WHAT HAPPENS IF INTEREST RATES DECREASE AND I HAVE A FIXED RATE LOAN?
Answer: If interest rates drop significantly, you may want to investigate refinancing. Most experts agree that if you plan to be in your house for at least 18 months and you can get a rate 2% less than your current one, refinancing is smart. Refinancing may, however, involve paying many of the same fees paid at the original closing, plus origination and application fees.
WHAT ARE DISCOUNT POINTS?
Answer: Discount points allow you to lower your interest rate. They are essentially prepaid interest, With each point equaling 1% of the total loan amount. Generally, for each point paid on a 30-year mortgage, the interest rate is reduced by 1/8 (or.125) of a percentage point. When shopping for loans, ask lenders for an interest rate with 0 points and then see how much the rate decreases With each point paid. Discount points are smart if you plan to stay in a home for some time since they can lower the monthly loan payment. Points are tax deductible when you purchase a home and you may be able to negotiate for the seller to pay for some of them.
WHAT IS AN ESCROW ACCOUNT? DO I NEED ONE?
Answer: Established by your lender, an escrow account is a place to set aside a portion of your monthly mortgage payment to cover annual charges for homeowner's insurance, mortgage insurance (if applicable), and property taxes. Escrow accounts are a good idea because they assure money will always be available for these payments. If you use an escrow account to pay property tax or homeowner's insurance, make sure you are not penalized for late payments since it is the lender's responsibility to make those payments.
WHAT IS RESPA?
Answer: RESPA stands for Real Estate Settlement Procedures Act. It requires lenders to disclose information to potential customers throughout the mortgage process, By doing so, it protects borrowers from abuses by lending institutions. RESPA mandates that lenders fully inform borrowers about all closing costs, lender servicing and escrow account practices, and business relationships between closing service providers and other parties to the transaction.

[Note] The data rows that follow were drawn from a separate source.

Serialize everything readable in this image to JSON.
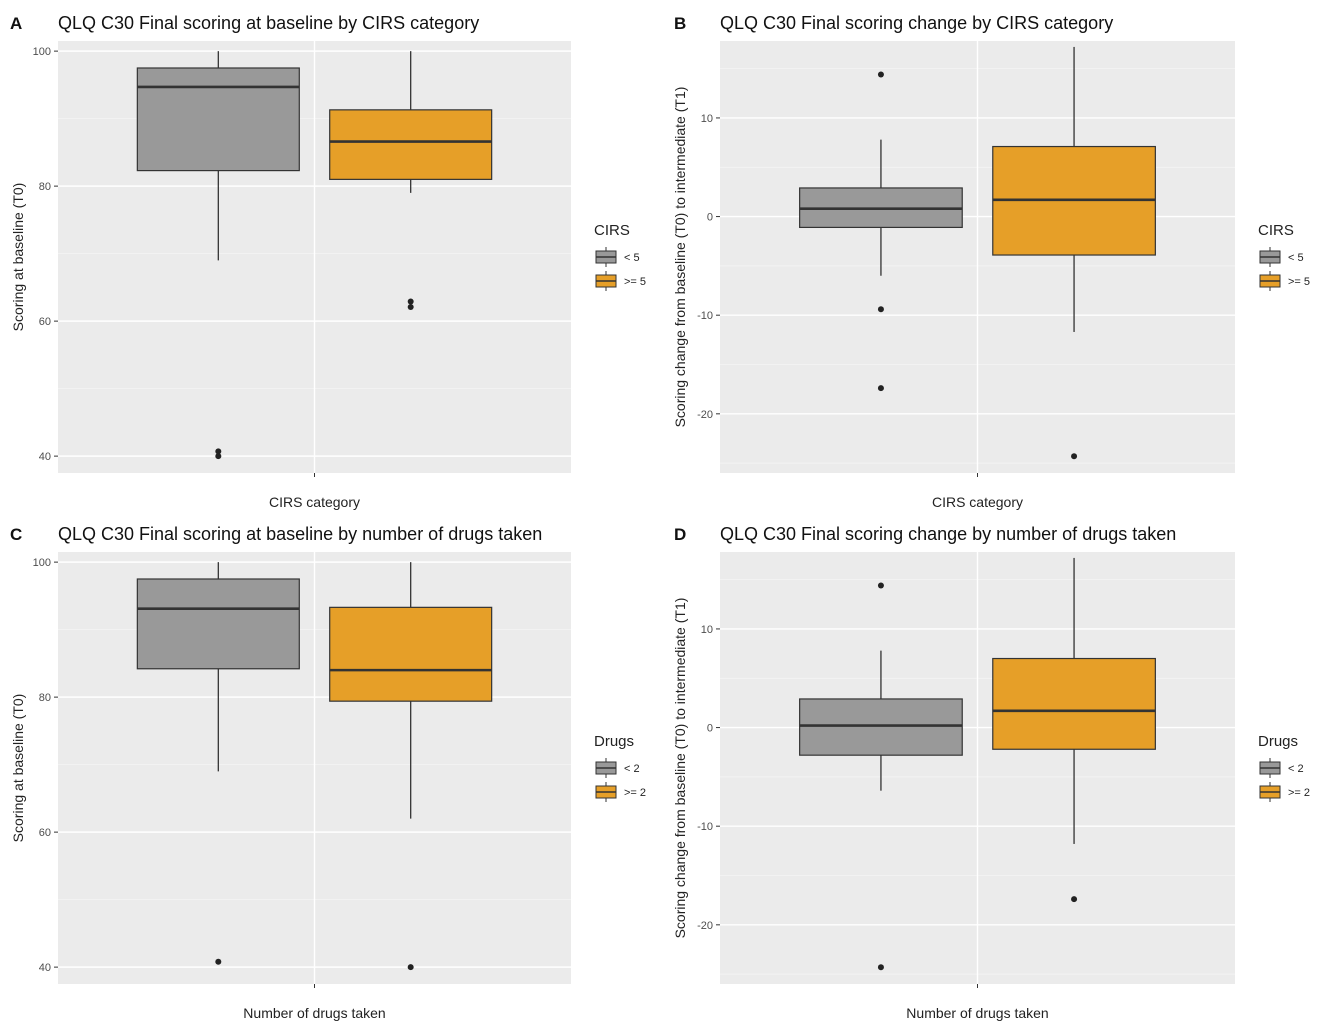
{
  "colors": {
    "panel_bg": "#ebebeb",
    "grid_major": "#ffffff",
    "grid_minor": "#f5f5f5",
    "group1_fill": "#999999",
    "group2_fill": "#e69f28",
    "box_stroke": "#333333",
    "median_stroke": "#333333"
  },
  "chart_data": [
    {
      "panel": "A",
      "type": "box",
      "title": "QLQ C30 Final scoring at baseline by CIRS category",
      "xlabel": "CIRS category",
      "ylabel": "Scoring at baseline (T0)",
      "ylim": [
        37.5,
        101.5
      ],
      "yticks": [
        40,
        60,
        80,
        100
      ],
      "legend": {
        "title": "CIRS",
        "position": "right"
      },
      "series": [
        {
          "name": "< 5",
          "color": "#999999",
          "min": 69,
          "q1": 82.3,
          "median": 94.7,
          "q3": 97.5,
          "max": 100,
          "outliers": [
            40.7,
            40.0
          ]
        },
        {
          "name": ">= 5",
          "color": "#e69f28",
          "min": 79,
          "q1": 81.0,
          "median": 86.6,
          "q3": 91.3,
          "max": 100,
          "outliers": [
            62.9,
            62.1
          ]
        }
      ]
    },
    {
      "panel": "B",
      "type": "box",
      "title": "QLQ C30 Final scoring change by CIRS category",
      "xlabel": "CIRS category",
      "ylabel": "Scoring change from baseline (T0) to intermediate (T1)",
      "ylim": [
        -26,
        17.8
      ],
      "yticks": [
        -20,
        -10,
        0,
        10
      ],
      "legend": {
        "title": "CIRS",
        "position": "right"
      },
      "series": [
        {
          "name": "< 5",
          "color": "#999999",
          "min": -6,
          "q1": -1.1,
          "median": 0.8,
          "q3": 2.9,
          "max": 7.8,
          "outliers": [
            14.4,
            -9.4,
            -17.4
          ]
        },
        {
          "name": ">= 5",
          "color": "#e69f28",
          "min": -11.7,
          "q1": -3.9,
          "median": 1.7,
          "q3": 7.1,
          "max": 17.2,
          "outliers": [
            -24.3
          ]
        }
      ]
    },
    {
      "panel": "C",
      "type": "box",
      "title": "QLQ C30 Final scoring at baseline by number of drugs taken",
      "xlabel": "Number of drugs taken",
      "ylabel": "Scoring at baseline (T0)",
      "ylim": [
        37.5,
        101.5
      ],
      "yticks": [
        40,
        60,
        80,
        100
      ],
      "legend": {
        "title": "Drugs",
        "position": "right"
      },
      "series": [
        {
          "name": "< 2",
          "color": "#999999",
          "min": 69,
          "q1": 84.2,
          "median": 93.1,
          "q3": 97.5,
          "max": 100,
          "outliers": [
            40.8
          ]
        },
        {
          "name": ">= 2",
          "color": "#e69f28",
          "min": 62,
          "q1": 79.4,
          "median": 84.0,
          "q3": 93.3,
          "max": 100,
          "outliers": [
            40.0
          ]
        }
      ]
    },
    {
      "panel": "D",
      "type": "box",
      "title": "QLQ C30 Final scoring change by number of drugs taken",
      "xlabel": "Number of drugs taken",
      "ylabel": "Scoring change from baseline (T0) to intermediate (T1)",
      "ylim": [
        -26,
        17.8
      ],
      "yticks": [
        -20,
        -10,
        0,
        10
      ],
      "legend": {
        "title": "Drugs",
        "position": "right"
      },
      "series": [
        {
          "name": "< 2",
          "color": "#999999",
          "min": -6.4,
          "q1": -2.8,
          "median": 0.2,
          "q3": 2.9,
          "max": 7.8,
          "outliers": [
            14.4,
            -24.3
          ]
        },
        {
          "name": ">= 2",
          "color": "#e69f28",
          "min": -11.8,
          "q1": -2.2,
          "median": 1.7,
          "q3": 7.0,
          "max": 17.2,
          "outliers": [
            -17.4
          ]
        }
      ]
    }
  ]
}
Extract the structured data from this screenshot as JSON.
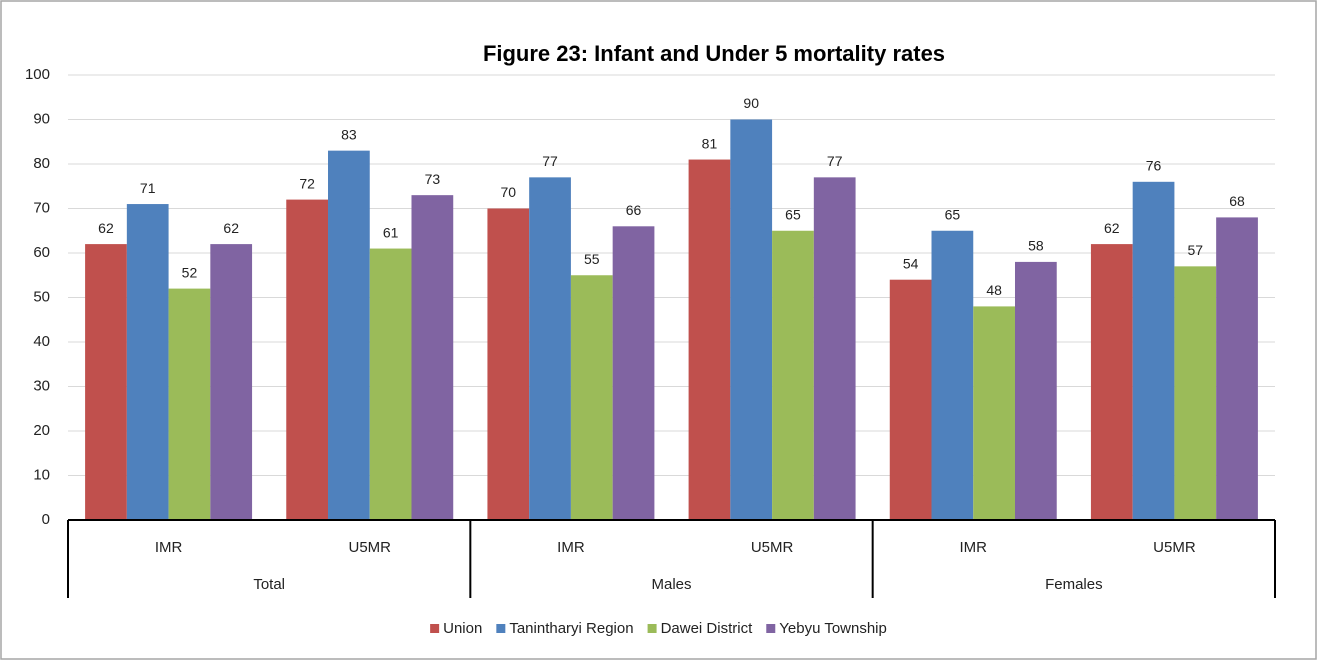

WHAT IS A GOOD FAITH ESTIMATE, AND HOW DOES IT HELP ME?
Answer: It's an estimate that lists all fees paid before closing, all closing costs, and any escrow costs you will encounter when purchasing a home. The lender must supply it within three days of your application so that you can make accurate judgments when shopping for a loan.
WHAT IS MORTGAGE INSURANCE?
Answer: Mortgage insurance is a policy that protects lenders against some or most of the losses that result from defaults on home mortgages. It's required primarily for borrowers making a down payment of less than 20%.
HOW DOES MORTGAGE INSURANCE WORK?
IS IT LIKE HOME OR AUTO INSURANCE?
Answer: Like home or auto insurance, mortgage insurance requires payment of a premium, is for protection against loss, and is used in the event of an emergency. If a borrower can't repay an insured mortgage loan as agreed, the lender may foreclose on the property and file a claim with the mortgage insurer for some or most of the total losses.
WHAT IS PMI?
Answer:PMI stands for Private Mortgage Insurance or Insurer. These are privately-owned companies that provide mortgage insurance. They offer both standard and special affordable programs for borrowers. These companies provide guidelines to lenders that detail the types of loans they will insure. Lenders use these guidelines to determine borrower eligibility. PMI's usually have stricter qualifying ratios and larger down payment requirements than the FHA, but their premiums are often lower and they insure loans that exceed the FHA limit.